Le nucléaire est le socle de notre production d’électricité, les fermetures de centrales nucléaires concernent les centrales en fin de vie. La France souhaite décarboner davantage la production de son électricité en fermant ses dernières centrales à charbon. En parallèle, la France fait le pari, comme la Pologne, de l’intensification de l’électrification des usages (transport, chauffage, industrie…).

Pour résoudre l’équation « plus de besoin électrique, moins d’électricité carbonée », la France développe les énergies renouvelables et étend la durée de vie du parc de centrales nucléaires en complément de son parc hydroélectrique. Il s’avère effectivement que certaines de ces centrales nucléaires devront être fermées quand elles ne seront plus fonctionnelles, mais le principe retenu dans la planification énergétique est de ne procéder à une fermeture que si cela ne dégrade pas le bilan carbone de notre mix, ni celui de nos voisins.

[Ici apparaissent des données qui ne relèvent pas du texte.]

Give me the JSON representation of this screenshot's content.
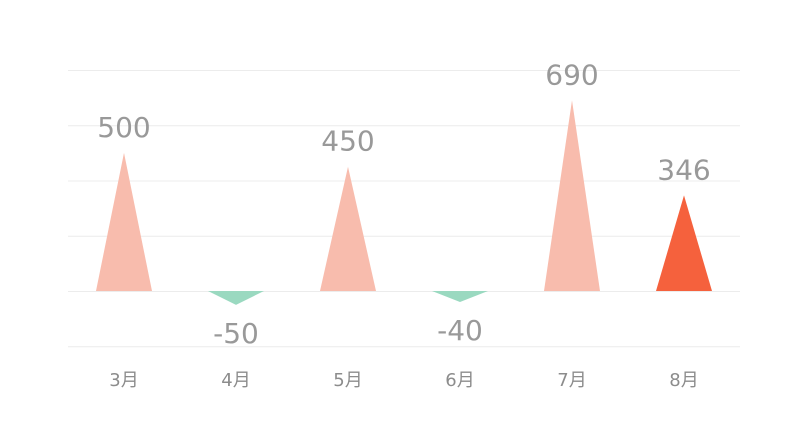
{
  "chart_data": {
    "type": "bar",
    "bar_shape": "triangle",
    "categories": [
      "3月",
      "4月",
      "5月",
      "6月",
      "7月",
      "8月"
    ],
    "values": [
      500,
      -50,
      450,
      -40,
      690,
      346
    ],
    "value_labels": [
      "500",
      "-50",
      "450",
      "-40",
      "690",
      "346"
    ],
    "title": "",
    "xlabel": "",
    "ylabel": "",
    "ylim": [
      -200,
      800
    ],
    "y_gridlines": [
      -200,
      0,
      200,
      400,
      600,
      800
    ],
    "grid": true,
    "legend": "none",
    "highlight_index": 5,
    "colors": {
      "positive": "#f8bcad",
      "negative": "#9ad9c0",
      "highlight": "#f5613d",
      "grid": "#ececec",
      "value_label": "#999999",
      "tick_label": "#8c8c8c"
    }
  }
}
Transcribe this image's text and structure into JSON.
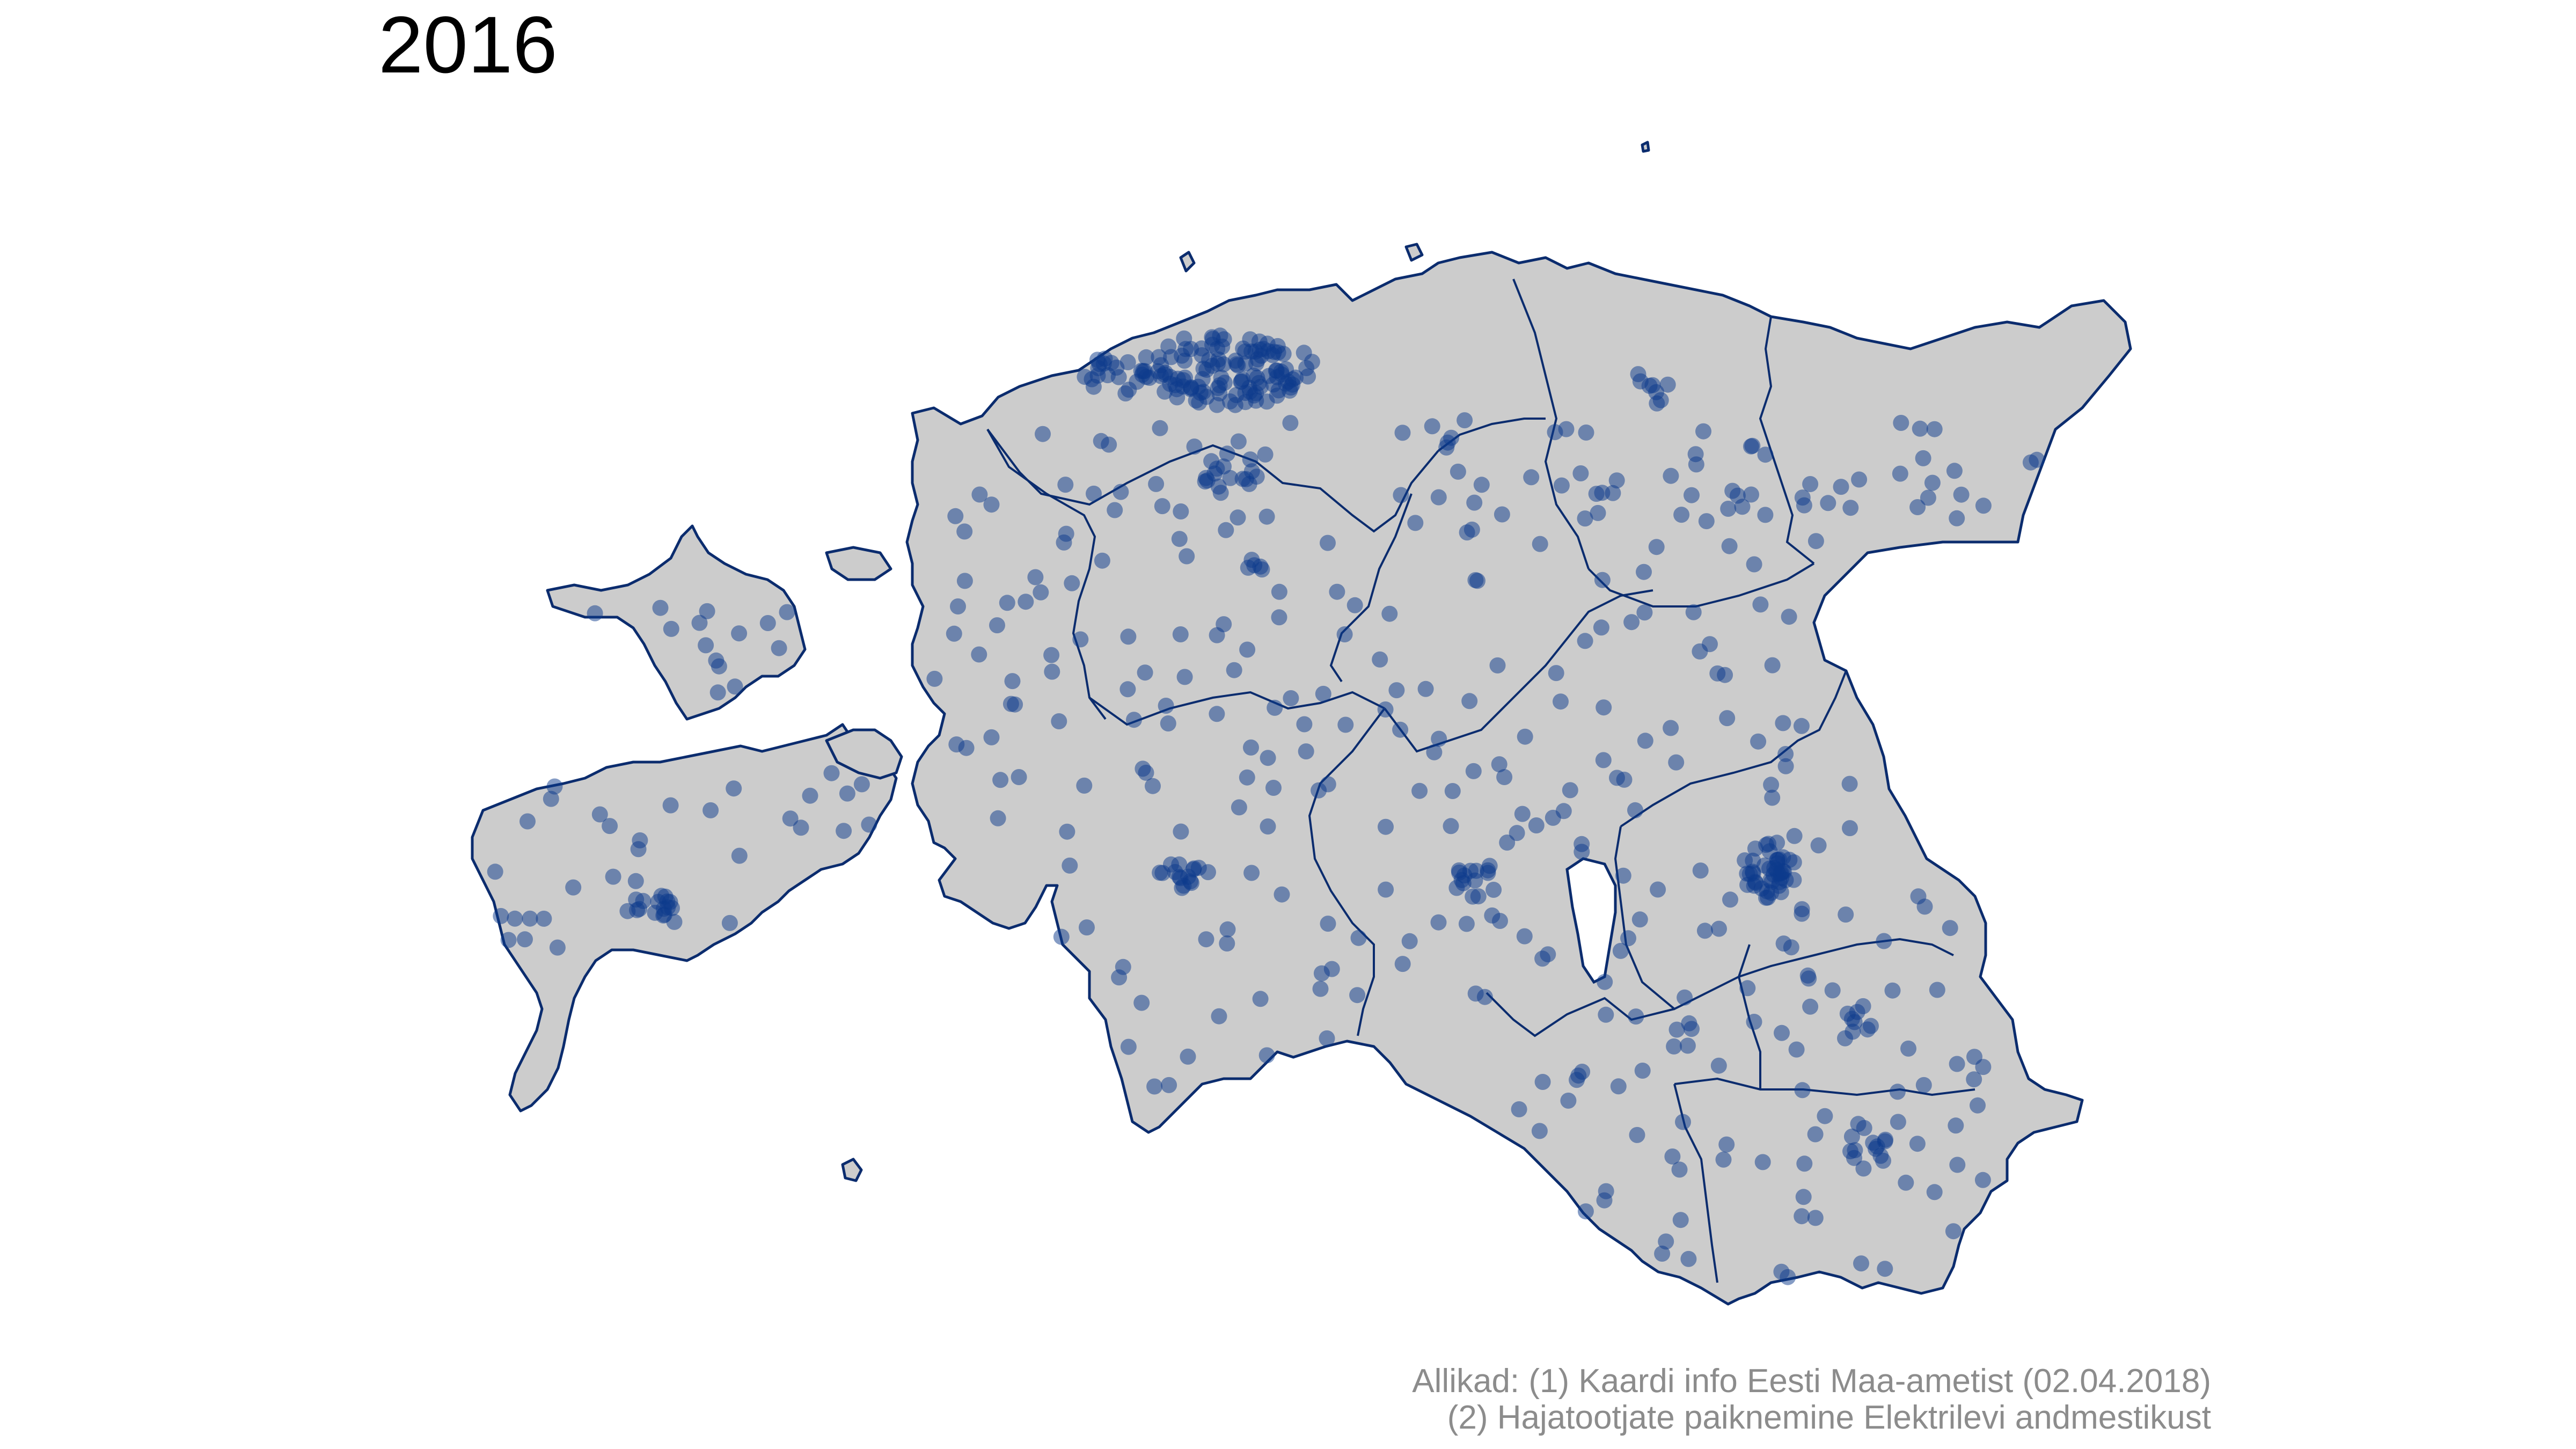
{
  "title": "2016",
  "caption": {
    "line1": "Allikad: (1) Kaardi info Eesti Maa-ametist (02.04.2018)",
    "line2": "(2) Hajatootjate paiknemine Elektrilevi andmestikust"
  },
  "colors": {
    "land_fill": "#cccccc",
    "border": "#0b2c6e",
    "point": "#0b3a8c",
    "background": "#ffffff",
    "caption_text": "#8c8c8c"
  },
  "map_region": "Estonia"
}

Dans ce mix, le nucléaire ayant vocation à rester le socle de la stratégie énergétique française, aussi, le Président de la République a demandé à EDF pour mi-2021 d’étudier la faisabilité d’un programme de 6 EPR en France. EDF remettra à cette échéance un rapport complet au gouvernement, sur la base d’un scénario visant 3 paires d’EPR.

C’est grâce à cette stratégie développant le renouvelable et incluant le nucléaire, que la France vise à minimiser son empreinte carbone.

6. La décision de fermer une partie du parc de centrales nucléaires français est-elle liée à l’implication d’une des entreprises françaises dans le projet Nord Stream 2 ?

Comme je l’ai expliqué dans la question précédente, nous ne prévoyons pas de fermer des centrales nucléaires prématurément, et nous envisageons la construction de 6 nouveaux réacteurs sur notre sol.

La décision d’une entreprise privée française de participer au projet Nord Stream 2 est prise sans lien avec l’État français, donc sans lien avec la politique énergétique française.